と、四葉さんは言ってくれた。私の機嫌を取るためなのか、それとも素で出た言葉かは分からなかったけれど、その言葉に心が温かくなる。本当に今までの恋人と比べ物にならないぐらいいい人だと思ってしまう。



「そ、それじゃあ。そうする」

「うん、そうだね。それがいいよ」



 四葉さんはにこりと微笑んだ。笑顔がとてもにあっている人だなあと再度実感すると同時に、その笑顔が今自分だけに向けられているものだと思うと、特別感や優越感に浸れた。

 待つのは嫌いだったけど、四葉さんと待つのは悪くないかもしれないと思った。



「ここのお店ね、美味しいパスタがあって。チーズもおいしくて」



 何とか会話をと、並んでいる間つまらなくなってはいけないと口を開く。この店を選んだのは、いろんな種類のパスタがあって、チーズも豊富で、パンもおいしいからだ。チェーン店だが、私たちの住んでいる地域には一つしかなく、いつもにぎわっていた。たまに開かれる食べ放題も破格の値段で、二人ときたことがある。

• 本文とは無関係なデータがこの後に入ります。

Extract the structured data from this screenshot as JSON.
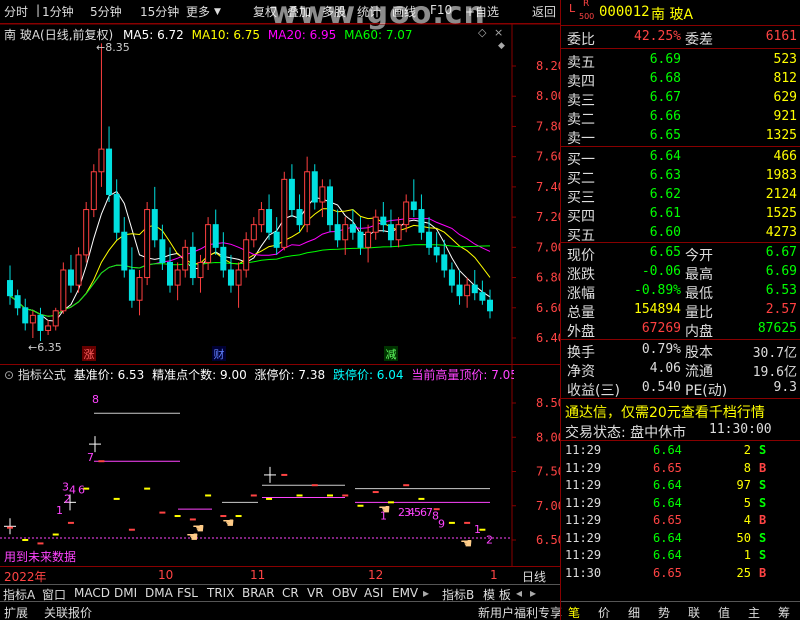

 そんな風に会話を続けていると、行列の横を通り過ぎる人の中に知り合いを見つけた。あちらも、私に気付いたようで足を止め、ずんずんとこちらにやってくる。



「幸、お前どうしてここにいるんだ?」

「こ、幸太郎……」



 今会いたくない人ナンバーワンの男、幼馴染の幸太郎は私をじっと見つめると、驚いたように目を丸くしていた。